Production Go-Live Readiness Checklist
A go-live gate that verifies scaling, observability, security, data safety, and a proven rollback before a service serves production traffic. Each required item is an evidence-based gate, closed out in a go/no-go review with a named approver.
When to Use This Checklist
Use this checklist in the final phase before a service serves real production traffic. It is most valuable for first launches, major version cutovers, and re-platforming events such as moving a workload onto Kubernetes. The goal is to remove surprises from go-live by confirming that scaling, observability, security, data safety, and rollback are all proven before users arrive.
How to Use This Checklist
Work through the items in order during the days leading up to launch. Treat every required item as a gate: if it cannot be satisfied, the go-live should be paused. Assign each item an owner and a verification artifact (a screenshot, a pipeline run, a runbook link) so that sign-off is evidence-based rather than verbal. The optional items, such as canary routing, are strongly recommended for high-traffic systems but may be skipped for low-risk internal tools.

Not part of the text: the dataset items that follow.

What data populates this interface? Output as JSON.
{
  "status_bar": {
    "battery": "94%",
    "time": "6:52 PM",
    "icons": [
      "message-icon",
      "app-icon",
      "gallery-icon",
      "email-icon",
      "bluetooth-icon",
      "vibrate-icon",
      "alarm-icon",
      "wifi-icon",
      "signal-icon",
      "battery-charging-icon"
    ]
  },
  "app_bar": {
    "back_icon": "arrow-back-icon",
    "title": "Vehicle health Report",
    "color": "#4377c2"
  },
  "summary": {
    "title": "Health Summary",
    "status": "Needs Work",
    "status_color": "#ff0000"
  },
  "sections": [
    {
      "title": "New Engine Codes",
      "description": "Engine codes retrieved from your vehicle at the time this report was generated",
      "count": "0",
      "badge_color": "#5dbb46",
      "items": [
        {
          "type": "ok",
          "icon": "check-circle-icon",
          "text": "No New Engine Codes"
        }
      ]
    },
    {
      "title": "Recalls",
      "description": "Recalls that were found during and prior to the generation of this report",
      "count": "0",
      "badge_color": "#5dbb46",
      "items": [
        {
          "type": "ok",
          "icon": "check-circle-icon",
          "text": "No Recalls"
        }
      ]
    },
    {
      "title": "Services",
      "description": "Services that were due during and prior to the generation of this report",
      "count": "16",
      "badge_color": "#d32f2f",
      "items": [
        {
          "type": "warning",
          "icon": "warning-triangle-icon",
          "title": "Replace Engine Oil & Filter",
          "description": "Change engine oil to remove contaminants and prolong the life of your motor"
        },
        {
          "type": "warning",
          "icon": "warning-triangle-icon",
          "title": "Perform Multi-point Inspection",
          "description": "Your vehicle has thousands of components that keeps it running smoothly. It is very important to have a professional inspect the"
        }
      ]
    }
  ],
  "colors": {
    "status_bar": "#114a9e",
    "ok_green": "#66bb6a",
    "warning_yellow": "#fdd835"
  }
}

Hold a short go/no-go meeting once the checklist is complete. The meeting should review only exceptions and open risks, not re-litigate items already verified. Record the decision and the named approver.
What Good Looks Like
A healthy go-live has a frozen, tagged artifact that has already passed the full pipeline in a production-like staging environment. Dashboards and SLO burn-rate alerts are visible and quiet. The rollback path has been executed at least once and timed, so the team knows exactly how long recovery takes. Database migrations are backward compatible, meaning the previous application version can still run against the new schema. On-call engineers are briefed, and the abort criteria are written down and unambiguous.
When these conditions hold, the team can launch with a canary or feature flag, watch the golden signals, and ramp exposure with confidence. If anything degrades, the documented rollback returns the system to a known-good state quickly.
Common Pitfalls
The most common failure is treating rollback as theoretical. Teams that have never executed a rollback often discover during an incident that it is slow, manual, or breaks on schema changes. Another frequent gap is shipping a backward-incompatible migration alongside the application, which makes rollback impossible without data loss. Missing or noisy alerting is also dangerous: if dashboards are not trustworthy before launch, they will not be trusted during an incident.
Finally, avoid go-lives that depend on a single person's tribal knowledge. If the runbook is incomplete or lives only in someone's head, the launch is fragile. Capture every manual step.
Related Resources
Pair this checklist with blue-green or canary deployment practices to limit blast radius, and with SLO-based alerting so you measure user impact rather than raw infrastructure metrics. Feature flags let you decouple deployment from release, giving an instant kill switch independent of the deployment pipeline.